Survival After Myocardial Infarction in A Biethnic Texas Community (Corpus Christi Heart Project)
To determine the natural history of coronary heart disease in the biethnic community of Corpus Christi, Texas.
|Study Design:||Observational Model: Natural History|
|Study Start Date:||April 1987|
|Estimated Study Completion Date:||March 1998|
The decline in coronary heart disease mortality in the United States may be due to decreasing incidence of clinically apparent coronary heart disease or increasing survival from its first clinical appearance or both. Prior to 1987, few data were available to confirm either one directly. However, increased risk, decreased medical care, or both may predispose the Mexican-American population to increased recurrence of myocardial infarction and decreased post myocardial infarction survival, and an overall greater mortality among survivors of myocardial infarction, than are observed for Anglos in the same community setting. The significance of the potential results lies most importantly in the following aspects of this research: estimation of the community-based incidence of hospitalization for suspect, definite or possible myocardial infarction; precise determination of recurrence rates and survival curves after myocardial infarction in community-wide hospital-based cohorts; analysis of the relation of the above to risk status as ascertained at hospitalization and to health care and preventive practices assessed periodically post-myocardial infarction; and comparison of these observations between Anglos and Mexican-Americans, a group of special interest and concern because of expected differences in natural history of coronary heart disease and near total lack of the relevant data.
Patients hospitalized for acute coronary heart disease (CHD) in seven acute care hospitals in Nueces County, Texas were identified by active concurrent case registration. Baseline data on clinical, prognostic and sociodemographic characteristics of these patients at the time of the event were collected from the medical record and by interview with the patient. Patients with events meeting diagnostic criteria for acute myocardial infarction (MI) were followed directly through contacts at three months post-discharge and at the anniversary of discharge thereafter to ascertain vital status and to collect information about recurrent myocardial infarction, other changes in health status, and health care practices in the interim. Endpoints included all-cause mortality and deaths attributed to coronary heart disease, and fatal and non-fatal myocardial infarction.
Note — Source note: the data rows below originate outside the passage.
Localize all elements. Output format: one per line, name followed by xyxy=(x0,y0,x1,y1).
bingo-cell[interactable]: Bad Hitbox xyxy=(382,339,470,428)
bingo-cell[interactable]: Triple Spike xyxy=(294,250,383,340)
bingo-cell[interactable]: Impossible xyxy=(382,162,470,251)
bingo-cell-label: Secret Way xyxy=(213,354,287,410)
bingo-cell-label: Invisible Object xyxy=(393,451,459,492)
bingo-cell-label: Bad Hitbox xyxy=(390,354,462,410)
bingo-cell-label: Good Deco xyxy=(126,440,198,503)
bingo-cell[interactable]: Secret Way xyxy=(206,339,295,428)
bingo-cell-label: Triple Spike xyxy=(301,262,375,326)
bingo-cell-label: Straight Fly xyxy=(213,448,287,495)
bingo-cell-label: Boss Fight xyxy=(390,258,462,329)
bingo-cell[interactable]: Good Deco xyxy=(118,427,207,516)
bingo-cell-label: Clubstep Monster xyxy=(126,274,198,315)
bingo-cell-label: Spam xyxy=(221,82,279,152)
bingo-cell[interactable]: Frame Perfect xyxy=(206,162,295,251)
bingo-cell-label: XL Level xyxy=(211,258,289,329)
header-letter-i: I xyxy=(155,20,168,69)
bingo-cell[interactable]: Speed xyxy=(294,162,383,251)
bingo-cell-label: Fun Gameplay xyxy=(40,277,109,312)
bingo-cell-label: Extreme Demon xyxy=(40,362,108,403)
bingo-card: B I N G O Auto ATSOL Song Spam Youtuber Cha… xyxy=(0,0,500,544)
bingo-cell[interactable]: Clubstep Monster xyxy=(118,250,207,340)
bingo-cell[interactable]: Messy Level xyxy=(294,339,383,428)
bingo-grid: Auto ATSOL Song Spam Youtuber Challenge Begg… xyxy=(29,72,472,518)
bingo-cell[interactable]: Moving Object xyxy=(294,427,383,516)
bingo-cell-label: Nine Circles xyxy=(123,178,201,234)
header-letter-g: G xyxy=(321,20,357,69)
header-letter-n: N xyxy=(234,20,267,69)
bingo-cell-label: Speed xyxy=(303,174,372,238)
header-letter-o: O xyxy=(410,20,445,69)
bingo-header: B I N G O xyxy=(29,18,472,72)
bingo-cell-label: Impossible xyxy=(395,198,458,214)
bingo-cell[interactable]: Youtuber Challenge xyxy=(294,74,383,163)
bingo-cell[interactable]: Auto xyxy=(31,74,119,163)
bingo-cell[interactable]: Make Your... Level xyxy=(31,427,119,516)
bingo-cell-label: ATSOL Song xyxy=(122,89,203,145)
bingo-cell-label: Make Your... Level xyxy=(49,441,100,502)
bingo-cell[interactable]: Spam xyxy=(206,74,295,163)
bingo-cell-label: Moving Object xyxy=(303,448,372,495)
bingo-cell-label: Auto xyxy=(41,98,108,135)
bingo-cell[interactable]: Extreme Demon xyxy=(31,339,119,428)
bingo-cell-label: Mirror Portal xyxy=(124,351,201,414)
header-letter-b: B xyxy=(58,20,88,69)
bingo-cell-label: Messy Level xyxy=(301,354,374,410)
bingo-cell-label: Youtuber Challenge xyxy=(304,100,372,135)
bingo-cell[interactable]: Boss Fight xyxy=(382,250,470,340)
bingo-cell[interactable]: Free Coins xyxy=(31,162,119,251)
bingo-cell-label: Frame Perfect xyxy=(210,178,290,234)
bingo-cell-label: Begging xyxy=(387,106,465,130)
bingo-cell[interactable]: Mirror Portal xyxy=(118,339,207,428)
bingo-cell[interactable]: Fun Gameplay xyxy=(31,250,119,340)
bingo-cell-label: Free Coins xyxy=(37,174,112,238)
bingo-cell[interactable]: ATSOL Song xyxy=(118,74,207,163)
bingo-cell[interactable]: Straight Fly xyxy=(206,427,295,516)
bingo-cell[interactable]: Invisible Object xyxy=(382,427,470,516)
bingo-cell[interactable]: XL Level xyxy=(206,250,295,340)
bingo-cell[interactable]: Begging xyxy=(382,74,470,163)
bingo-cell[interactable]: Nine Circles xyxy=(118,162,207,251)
Data analysis included examination of survival and recurrence of myocardial infarction for the entire cohort of myocardial infarction patients and within ethnic groups; evaluation of potential prognostic factors within and between ethnic groups; and comparison of survival and myocardial infarction recurrence between ethnic groups after adjustment for both baseline and time-dependent covariates.
The study was renewed in 1992 to continue to identify hospitalized MI and CHD mortality as well as angioplasty, and bypass surgery among Mexican-Americans and non-Hispanic Whites. The investigators calculated incidence rates for hospitalized MI, for the use of cardiac revascularization, and rates for post-MI mortality, and for both all cause and CHD mortality in the community. They also described trends in these aspects of CHD over an eight year period and determined if ethnic differences existed.